Corentin : Je vois bien le concept, mais que vient faire le scotch egg dans tout ça ?
Thomas : Le scotch egg, à la base, c’est un classique de la cuisine anglaise, souvent consommé lors de picnic, donc froid. Il consiste en un oeuf dur entouré de chair à saucisse, que l’on pane avant de le faire cuire.
Corentin : Ah oui, de la bonne nourriture réconfortante. Et en quoi c’est de la nourriture “gastro-pub” si c’est d’abord mangé en picnic ?
Thomas : On va faire un peu d’histoire pour comprendre ça. L’origine du scotch egg remonterait au milieu du XVIIIe siècle, et pourrait être inspirée d’une forme de kefta préparée dans le nord de l’Inde. A l’origine, il était servi chaud. Comme c’est relativement simple à faire, les foyers britanniques l’ont rapidement adopté notamment pour le picnic. Mais outre Atlantique, avec l’ouverture de nombreux pubs suite à la vague d’immigration irlandaise de la deuxième moitié du XIXe siècle, le scotch egg servi chaud est devenu aussi commun que les frites ou les tourtes à la viande. C’est toujours le cas aujourd’hui.
Corentin : Je comprends mieux. Et du coup, comme tu as dit que c’était facile à réaliser, j’imagine que tu vas nous donner la recette…
Thomas : Alors, c’est facile à réaliser, mais y’a quelques gestes techniques quand même, donc on va y aller pas à pas.

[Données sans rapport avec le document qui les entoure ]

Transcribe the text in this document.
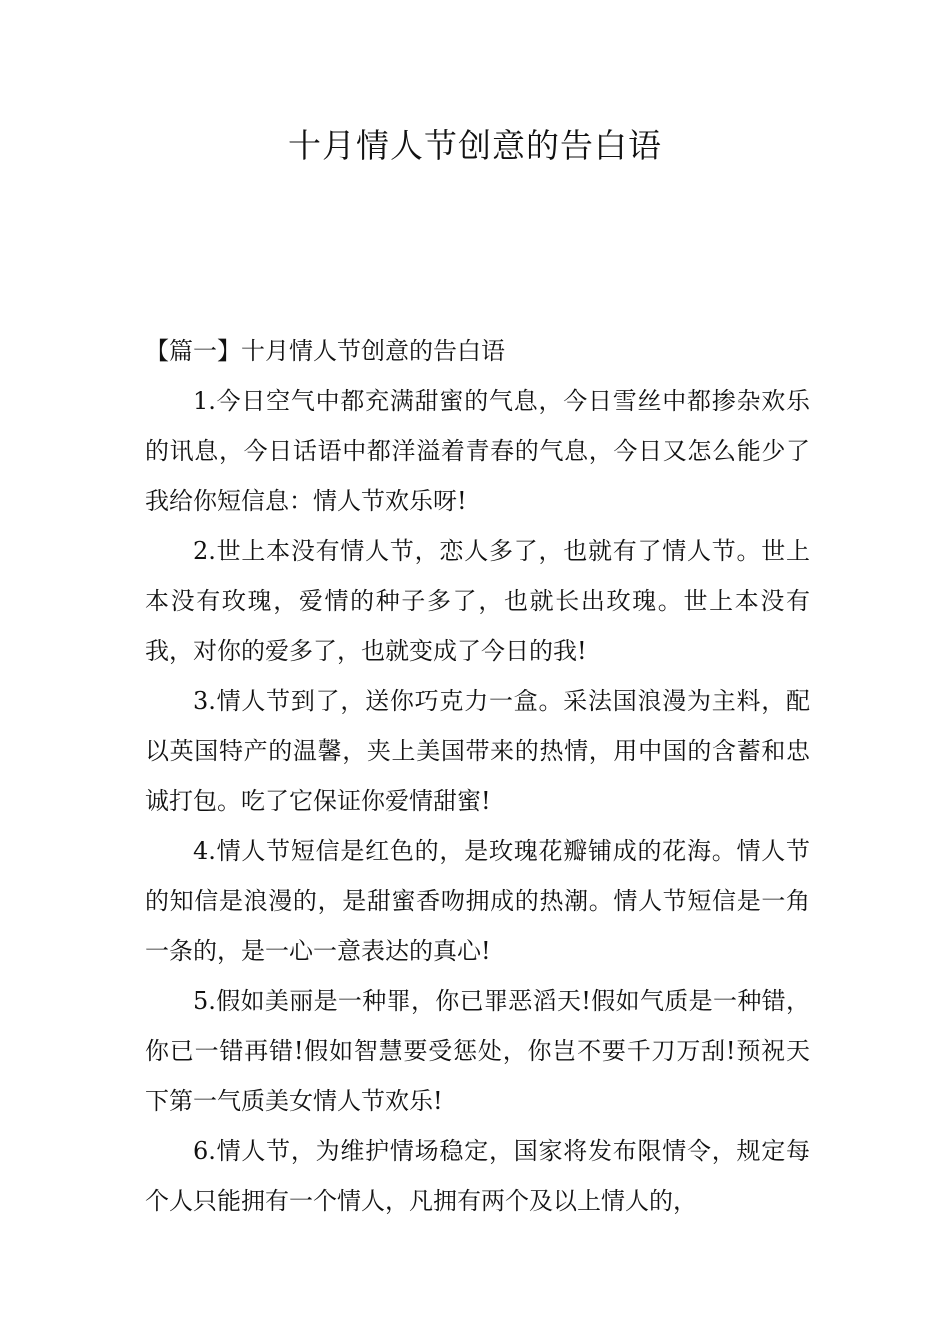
十月情人节创意的告白语

【篇一】十月情人节创意的告白语

1.今日空气中都充满甜蜜的气息，今日雪丝中都掺杂欢乐的讯息，今日话语中都洋溢着青春的气息，今日又怎么能少了我给你短信息：情人节欢乐呀!

2.世上本没有情人节，恋人多了，也就有了情人节。世上本没有玫瑰，爱情的种子多了，也就长出玫瑰。世上本没有我，对你的爱多了，也就变成了今日的我!

3.情人节到了，送你巧克力一盒。采法国浪漫为主料，配以英国特产的温馨，夹上美国带来的热情，用中国的含蓄和忠诚打包。吃了它保证你爱情甜蜜!

4.情人节短信是红色的，是玫瑰花瓣铺成的花海。情人节的知信是浪漫的，是甜蜜香吻拥成的热潮。情人节短信是一角一条的，是一心一意表达的真心!

5.假如美丽是一种罪，你已罪恶滔天!假如气质是一种错，你已一错再错!假如智慧要受惩处，你岂不要千刀万刮!预祝天下第一气质美女情人节欢乐!

6.情人节，为维护情场稳定，国家将发布限情令，规定每个人只能拥有一个情人，凡拥有两个及以上情人的，
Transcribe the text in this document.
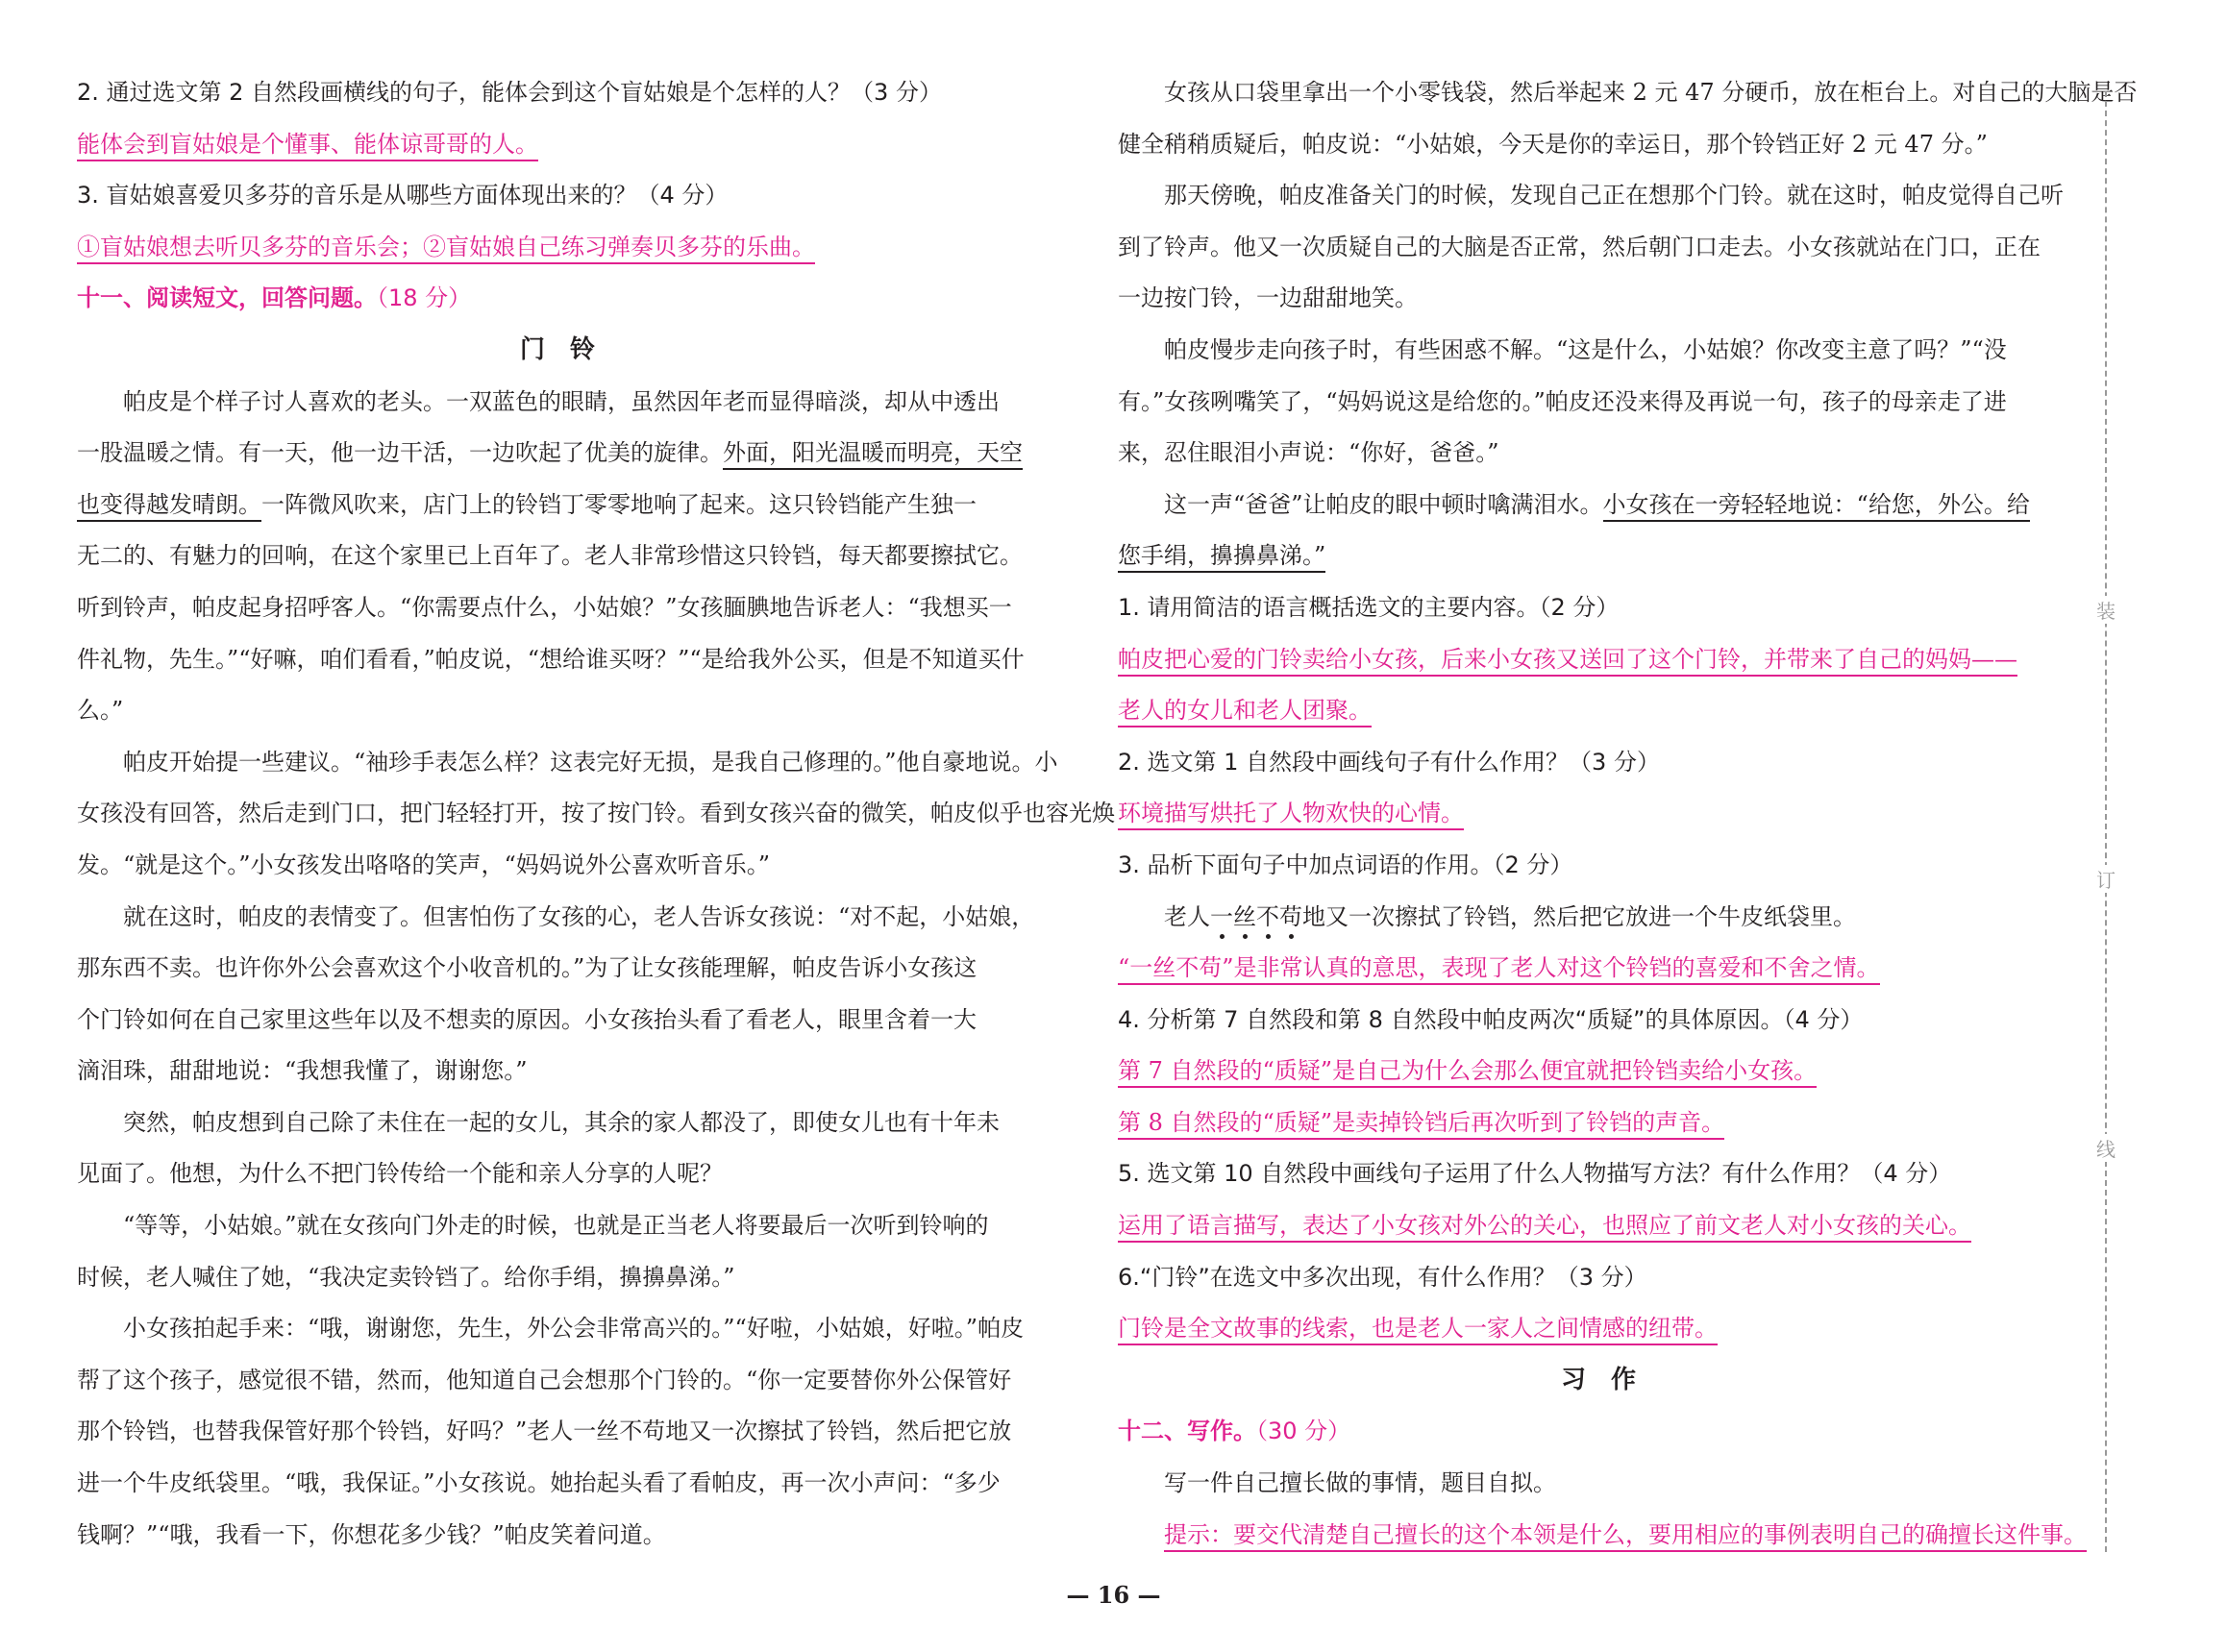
2. 通过选文第 2 自然段画横线的句子，能体会到这个盲姑娘是个怎样的人？（3 分）
能体会到盲姑娘是个懂事、能体谅哥哥的人。
3. 盲姑娘喜爱贝多芬的音乐是从哪些方面体现出来的？（4 分）
①盲姑娘想去听贝多芬的音乐会；②盲姑娘自己练习弹奏贝多芬的乐曲。
十一、阅读短文，回答问题。（18 分）
门铃
帕皮是个样子讨人喜欢的老头。一双蓝色的眼睛，虽然因年老而显得暗淡，却从中透出
一股温暖之情。有一天，他一边干活，一边吹起了优美的旋律。外面，阳光温暖而明亮，天空
也变得越发晴朗。一阵微风吹来，店门上的铃铛丁零零地响了起来。这只铃铛能产生独一
无二的、有魅力的回响，在这个家里已上百年了。老人非常珍惜这只铃铛，每天都要擦拭它。
听到铃声，帕皮起身招呼客人。“你需要点什么，小姑娘？”女孩腼腆地告诉老人：“我想买一
件礼物，先生。”“好嘛，咱们看看，”帕皮说，“想给谁买呀？”“是给我外公买，但是不知道买什
么。”
帕皮开始提一些建议。“袖珍手表怎么样？这表完好无损，是我自己修理的。”他自豪地说。小
女孩没有回答，然后走到门口，把门轻轻打开，按了按门铃。看到女孩兴奋的微笑，帕皮似乎也容光焕
发。“就是这个。”小女孩发出咯咯的笑声，“妈妈说外公喜欢听音乐。”
就在这时，帕皮的表情变了。但害怕伤了女孩的心，老人告诉女孩说：“对不起，小姑娘，
那东西不卖。也许你外公会喜欢这个小收音机的。”为了让女孩能理解，帕皮告诉小女孩这
个门铃如何在自己家里这些年以及不想卖的原因。小女孩抬头看了看老人，眼里含着一大
滴泪珠，甜甜地说：“我想我懂了，谢谢您。”
突然，帕皮想到自己除了未住在一起的女儿，其余的家人都没了，即使女儿也有十年未
见面了。他想，为什么不把门铃传给一个能和亲人分享的人呢？
“等等，小姑娘。”就在女孩向门外走的时候，也就是正当老人将要最后一次听到铃响的
时候，老人喊住了她，“我决定卖铃铛了。给你手绢，擤擤鼻涕。”
小女孩拍起手来：“哦，谢谢您，先生，外公会非常高兴的。”“好啦，小姑娘，好啦。”帕皮
帮了这个孩子，感觉很不错，然而，他知道自己会想那个门铃的。“你一定要替你外公保管好
那个铃铛，也替我保管好那个铃铛，好吗？”老人一丝不苟地又一次擦拭了铃铛，然后把它放
进一个牛皮纸袋里。“哦，我保证。”小女孩说。她抬起头看了看帕皮，再一次小声问：“多少
钱啊？”“哦，我看一下，你想花多少钱？”帕皮笑着问道。
女孩从口袋里拿出一个小零钱袋，然后举起来 2 元 47 分硬币，放在柜台上。对自己的大脑是否
健全稍稍质疑后，帕皮说：“小姑娘，今天是你的幸运日，那个铃铛正好 2 元 47 分。”
那天傍晚，帕皮准备关门的时候，发现自己正在想那个门铃。就在这时，帕皮觉得自己听
到了铃声。他又一次质疑自己的大脑是否正常，然后朝门口走去。小女孩就站在门口，正在
一边按门铃，一边甜甜地笑。
帕皮慢步走向孩子时，有些困惑不解。“这是什么，小姑娘？你改变主意了吗？”“没
有。”女孩咧嘴笑了，“妈妈说这是给您的。”帕皮还没来得及再说一句，孩子的母亲走了进
来，忍住眼泪小声说：“你好，爸爸。”
这一声“爸爸”让帕皮的眼中顿时噙满泪水。小女孩在一旁轻轻地说：“给您，外公。给
您手绢，擤擤鼻涕。”
1. 请用简洁的语言概括选文的主要内容。（2 分）
帕皮把心爱的门铃卖给小女孩，后来小女孩又送回了这个门铃，并带来了自己的妈妈——
老人的女儿和老人团聚。
2. 选文第 1 自然段中画线句子有什么作用？（3 分）
环境描写烘托了人物欢快的心情。
3. 品析下面句子中加点词语的作用。（2 分）
老人一丝不苟地又一次擦拭了铃铛，然后把它放进一个牛皮纸袋里。
“一丝不苟”是非常认真的意思，表现了老人对这个铃铛的喜爱和不舍之情。
4. 分析第 7 自然段和第 8 自然段中帕皮两次“质疑”的具体原因。（4 分）
第 7 自然段的“质疑”是自己为什么会那么便宜就把铃铛卖给小女孩。
第 8 自然段的“质疑”是卖掉铃铛后再次听到了铃铛的声音。
5. 选文第 10 自然段中画线句子运用了什么人物描写方法？有什么作用？（4 分）
运用了语言描写，表达了小女孩对外公的关心，也照应了前文老人对小女孩的关心。
6.“门铃”在选文中多次出现，有什么作用？（3 分）
门铃是全文故事的线索，也是老人一家人之间情感的纽带。
习作
十二、写作。（30 分）
写一件自己擅长做的事情，题目自拟。
提示：要交代清楚自己擅长的这个本领是什么，要用相应的事例表明自己的确擅长这件事。
装
订
线
— 16 —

Corentin : Parfait ! J’enfile mon tablier, et on y va.
Thomas : Donc pour cette recette, vous allez commencer par cuire un oeuf frais par personne. Personnellement, je les aime mollet (blanc cuit, mais jaune un peu coulant), mais libre à vous de les faire durcir entièrement. Pour cuire un oeuf mollet, vous faites bouillir de l’eau. Quand ça frémit bien, vous plongez délicatement votre oeuf et vous comptez entre 6 minutes et 6 minutes 30. Ca dépend de la taille de l’oeuf. Une fois que c’est cuit, refroidissez le tout de suite dans un bain d’eau froide, pour arrêter la cuisson.
Corentin : Qui aurait cru que cuire un oeuf était si compliqué ! Alors pour qu’il soit mollet, on plonge l’oeuf dans de l’eau bouillante pendant 6 à 6 minutes et demi, et on refroidit immédiatement dans l’eau froide. Et pour un oeuf dur ?
Thomas : On laisse un peu plus longtemps, entre 8 à 10 minutes. Pendant que votre oeuf refroidit, vous allez préparer l’enrobage. Prenez donc entre 100 et 150 grammes de chair à saucisse. Vous allez façonner une boule avec, que vous allez aplatir doucement. L’idée, tu l’auras compris Corentin, c’est de faire un disque suffisamment grand pour qu’il puisse contenir l’oeuf. D’ailleurs, pour faciliter la prise en main, je vous recommande d’aplatir votre viande sur un film plastique. Comme ça la chair n’accrochera pas à votre plan de travail.
Vous assaisonnez votre disque de viande : sel et poivre évidemment, mais aussi pourquoi pas de la poudre de curry, de la moutarde, des herbes fraîches… Faites-vous plaisir, c’est ça qui va différencier votre scotch egg d’un autre.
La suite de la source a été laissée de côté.